Your test seems to indicate that you have some buried anger," said the counselor to his client. "Do you think this could be true?" he asked.

"Me! Angry? Certainly not," replied the client. "I'll punch you in the nose for
saying that!"

When it comes to anger we all have a tiger of sorts within. At times it provides great courage and motivation. It causes some of us to lash out and hurt others. At other times we are so afraid it will get out of control we bury it so that nobody, including ourselves, will ever know it exists.

Many of us were taught that anger is bad and to show it is immature. The mature person, however, doesn't deny his anger. He has learned to express it in appropriate ways.

Even though some people never show their anger, everybody gets angry sometimes. Anger is a God-given emotion. Of itself it is neither good nor bad, right nor wrong. It's what we do with it and how we handle it that counts.

In fact, there are many things we ought to be angry about, such as social
injustice, child abuse, greed, and even legalistic religion that makes rules
more important than people and keeps people in needless bondage.

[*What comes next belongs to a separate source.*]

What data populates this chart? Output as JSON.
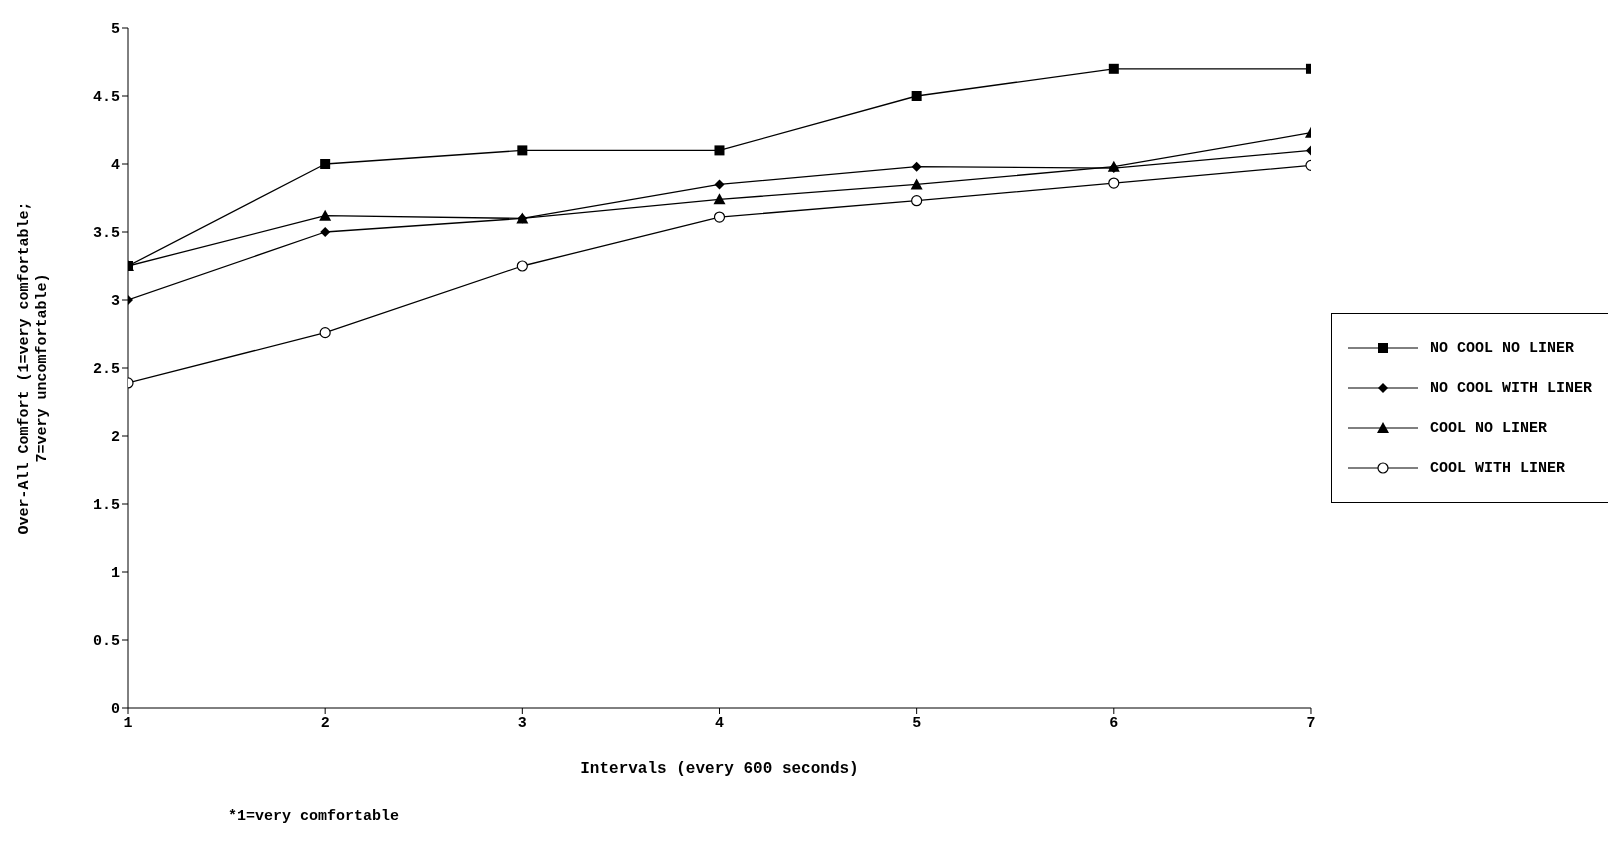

Jesus was very angry with the religious people of his day for this very reason. When he healed a man on the Sabbath, the Pharisees were so furious they plotted to kill him. To them, religious observances were more important than the needs of people. We read that Jesus "looked around at them in anger...distressed at their stubborn hearts." - Mark 3:5 (NIV).

Think too of Florence Nightingale. She was very angry about the terrible
conditions suffered by wounded soldiers in the Crimean War. She used her anger creatively to bring about major changes in nursing care. This is a creative and healthy use of anger.